Apocalipsis 21:2 Y yo, Juan, vi la ciudad santa, la nueva Jerusalén, que descendía del cielo, de Dios, preparada como una novia ataviada para su esposo. 3 Y oí una gran voz del cielo que decía: «He aquí el tabernáculo de Dios con los hombres, y él morará con ellos; ellos serán su pueblo, y Dios mismo estará con ellos y será su Dios. 4 Y Dios enjugará toda lágrima de los ojos de ellos; y ya no habrá muerte, ni habrá más llanto, ni clamor, ni dolor; porque las primeras cosas pasaron».

Incluso encontramos la idea de «esposo y esposa» como parte del misterio de la esencia de Dios, o de nuestra falta de comprensión de la esencia de Dios, ya en el Génesis.

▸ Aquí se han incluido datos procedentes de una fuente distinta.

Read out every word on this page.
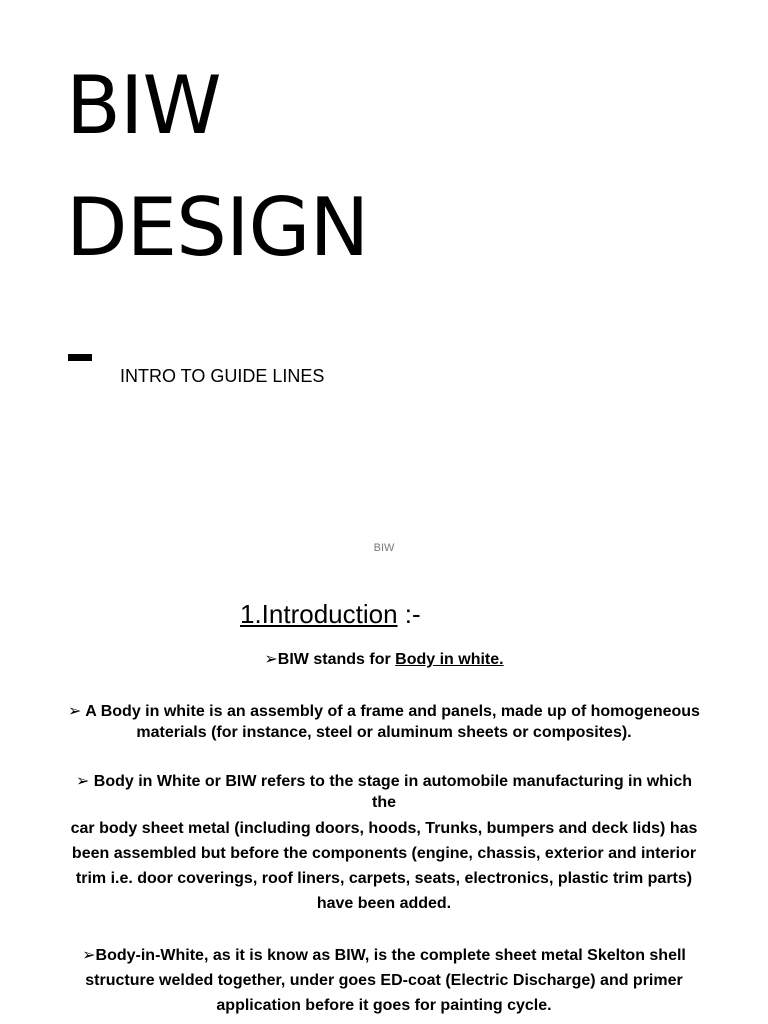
BIW
DESIGN
INTRO TO GUIDE LINES
BIW
1.Introduction :-
➢BIW stands for Body in white.
➢ A Body in white is an assembly of a frame and panels, made up of homogeneous
materials (for instance, steel or aluminum sheets or composites).
➢ Body in White or BIW refers to the stage in automobile manufacturing in which
the
car body sheet metal (including doors, hoods, Trunks, bumpers and deck lids) has
been assembled but before the components (engine, chassis, exterior and interior
trim i.e. door coverings, roof liners, carpets, seats, electronics, plastic trim parts)
have been added.
➢Body-in-White, as it is know as BIW, is the complete sheet metal Skelton shell
structure welded together, under goes ED-coat (Electric Discharge) and primer
application before it goes for painting cycle.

Génesis 1:26 Y dijo Dios: Hagamos al hombre a nuestra imagen, conforme a nuestra semejanza; y señoree en los peces del mar, en las aves de los cielos, en las bestias, en toda la tierra, y en todo reptil que se arrastra sobre la tierra. 27 Y creó Dios al hombre a su imagen, a imagen de Dios lo creó; varón y hembra los creó. 28 Y los bendijo Dios, y les dijo: Fructificad y multiplicaos; llenad la tierra, y sojuzgadla; señoread en los peces del mar, en las aves de los cielos, y en todo ser viviente que se mueve sobre la tierra.

Génesis 2:23 Y dijo Adán: «Esta es ahora hueso de mis huesos y carne de mi carne; será llamada Mujer, porque del hombre fue sacada». 24 Por eso el hombre dejará a su padre y a su madre, y se unirá a su mujer, y serán una sola carne.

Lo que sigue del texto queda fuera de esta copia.